É interessante, porque essa sua leitura sobre qual é o problema principal, implicaria aos militares ter como preocupação, por exemplo, o PL 2630, o nível do desenvolvimento tecnológico do país, a regulamentação das redes sociais – não necessariamente se vão ter tal ou qual comando na Amazônia. Quer dizer, desloca um pouco o eixo do que eles estão acostumados.

E subordina a questão de Defesa à discussão de projeto nacional. Faço até piada: nós ainda estamos construindo o submarino nuclear, mas já vendemos o Pré-Sal! Vai ser ótimo, nosso submarino nuclear fazendo segurança privada – imagina, que luxo! [risos]

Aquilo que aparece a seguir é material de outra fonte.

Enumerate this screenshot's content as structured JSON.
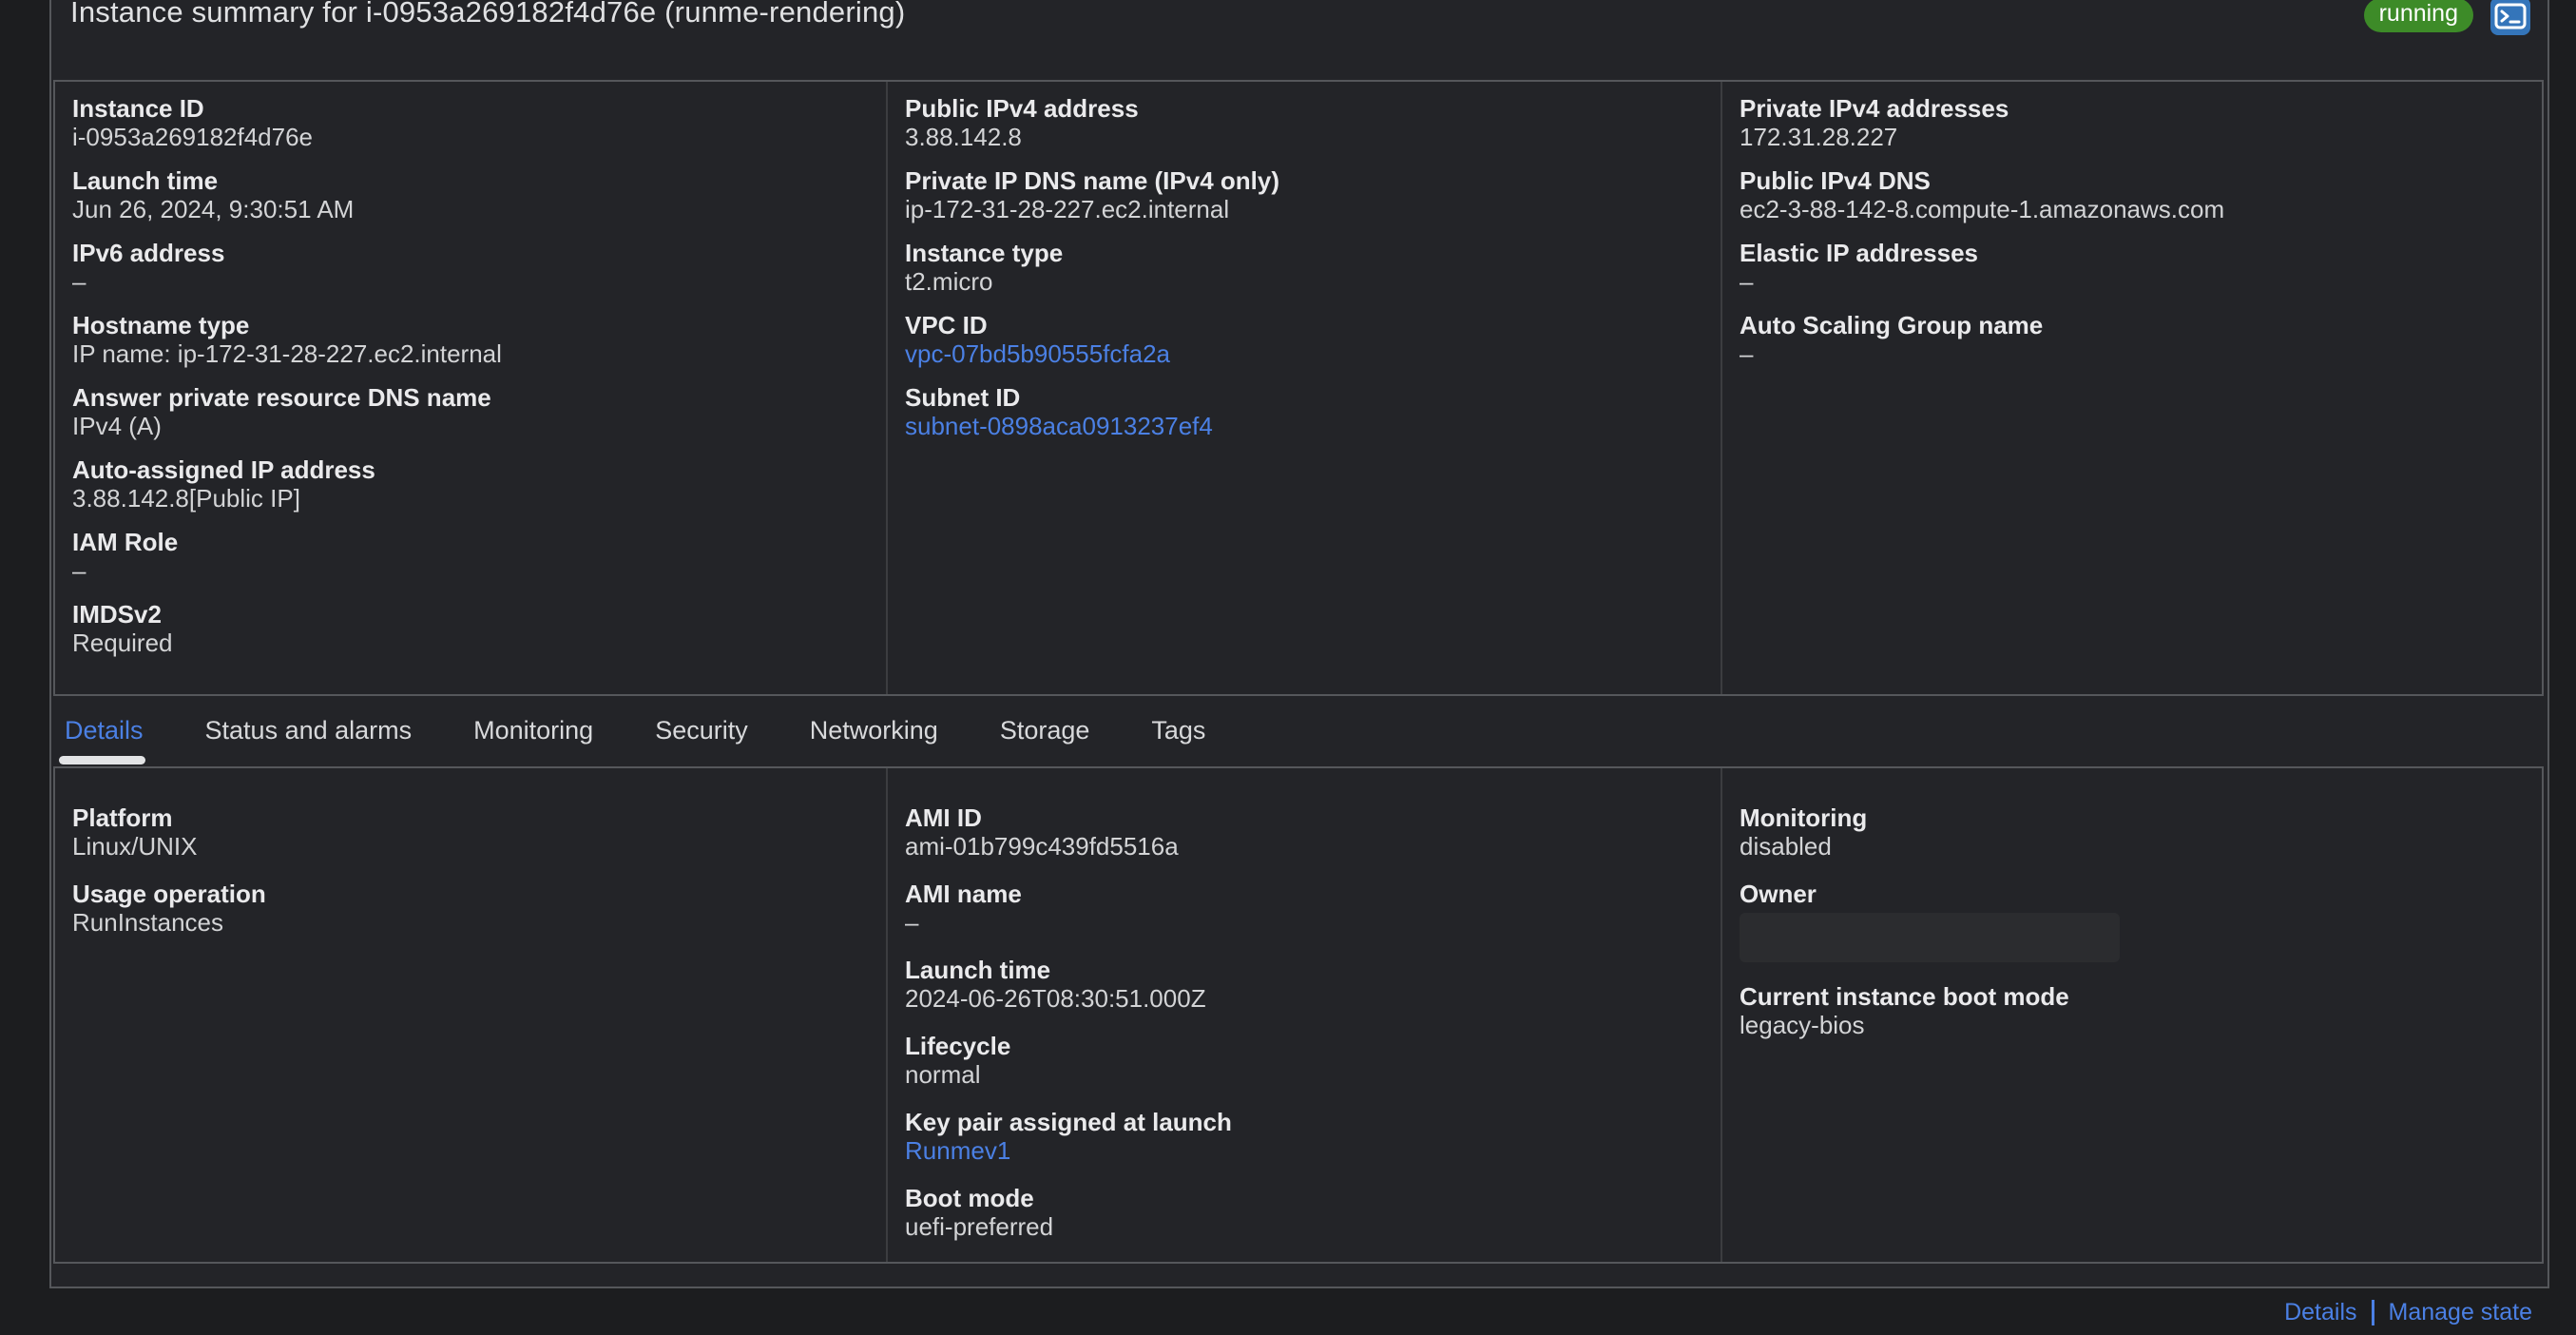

A área de Defesa tem de estar conectada à discussão de projeto, como qualquer outra área, é mais uma área. E todos os cidadãos brasileiros, com farda ou sem, têm condição de pensar sobre que país se quer. E acho que também rompe com aquela ideia: “não tem civil especialista no assunto, por isso Lula não mexeu”. Não, isso é uma discussão de 20 anos atrás, hoje tem um monte de civil [especialista em Defesa]. E mesmo se não tivesse; se forma, não é um problema. “Ah, não mexeu porque não quis” – não, nesse aspecto não existe vontade; governo funciona igual panela de feijão, só funciona na pressão. E quem está pressionando por mudanças na área de Defesa? Tem de existir força social, gente que queira discutir, participar, debater. Para mim, é nesse sentido que a conferência pode colaborar; melhorar a correlação de forças ao redor do tema, trazer mais gente para debater. Inclusive mais gente que vai gostar dos militares. Vai ter gente que vai vir e falar: “não, eles estão certos”. Mas aí ao menos vamos ter a possibilidade de debater.

 

O último trabalho que você publicou – com outros autores, é claro – é um levantamento do Instituto Tricontinental sobre a questão da assessoria militar no Parlamento. Nesse relatório fica evidente que as Forças Armadas, primeiro, têm uma estrutura de lobby; e fica evidente, em segundo lugar, o quão relevante é essa estrutura, particularmente a do Exército. Como vocês apontam no relatório, esse tipo de estrutura de lobby é algo que, entre as instituições públicas, só as Forças Armadas têm. A que você atribui isso? Por que as Forças Armadas têm tal poder de influência dentro do Congresso, enquanto outras instituições não? E quais são os resultados de terem esse tipo de assessoria? Porque, em termos de orçamento, é muito curioso: as Forças Armadas são instituições que usam um orçamento público para estruturar um lobby para conseguir mais orçamento público [risos]. Mas também queria saber dos resultados em termos políticos, da influência que têm sobre discussões que dizem respeito a elas próprias.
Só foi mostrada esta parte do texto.